Journal of Applied Biosciences 213: 22629 – 22638
ISSN 1997-5902
Caractéristiques socio-démographiques et pratiques paysannes post récolte du mil (Pennisetum glaucum, L.) dans le district des savanes au nord de la Côte d’Ivoire.
Kouadio Younouss SOULEYMANE, Siéla KONÉ, Michel Laurince YAPO *
Département de Biologie animale / UFR des Sciences Biologiques /
Université Peleforo GON COULIBALY de Korhogo, Côte d’Ivoire, BP 1328 Korhogo.
*Auteur correspondant, +225 07 08 18 0220, E-mail : yapomilaur@gmail.com
Submitted 26/08/2025, Published online on 31/10/2025 in the https://www.m.elewa.org/journals/journal-of-applied-biosciences https://doi.org/10.35759/JABs.213.7
RESUME
Objectifs : L’étude vise à analyser les caractéristiques socio-démographiques des producteurs de mil ainsi que leurs pratiques de conservation post-récolte dans le nord de la Côte d’Ivoire.
Méthodologie et Résultats : Une enquête a été conduite entre novembre 2023 et février 2024 auprès de 140 producteurs de mil dans les régions du Poro, du Tchologo et de la Bagoué.
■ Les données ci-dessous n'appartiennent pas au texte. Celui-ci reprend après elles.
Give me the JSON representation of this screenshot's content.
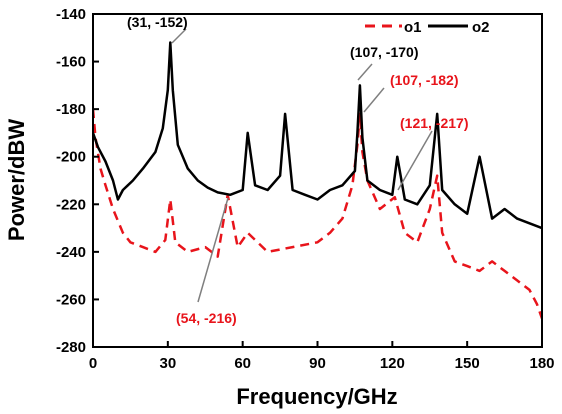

Les résultats montrent que le stockage se fait principalement dans des sacs (99,29 %) et greniers (100 %), pour une durée moyenne de 12,74 mois. Les principales contraintes sont les infestations d’insectes (70 %) et les attaques de rongeurs (10 %). Six espèces de ravageurs majeurs du mil stocké ont été identifiées.
Conclusions et application des résultats : Cette étude a permis de connaître les méthodes et les structures de conservation du mil en milieu paysan ainsi que les différentes espèces d’insectes inféodées à cette denrée stockée au nord de la Côte d’Ivoire. Ces résultats soulignent l’urgence de promouvoir des alternatives durables de lutte contre les insectes ravageurs des stocks de mil.
Mots-clés : Conservation, post-récolte, Côte d’Ivoire, District des savanes, insectes déprédateurs, mil.
Socio-demographic characteristics and post-harvest farming practices for millet (Pennisetum glaucum, L.) in the Savanes district in northern Côte d’Ivoire.
ABSTRACT
Objective: The study aims to analyze the socio-demographic characteristics of millet producers and their post-harvest storage practices in northern Côte d’Ivoire.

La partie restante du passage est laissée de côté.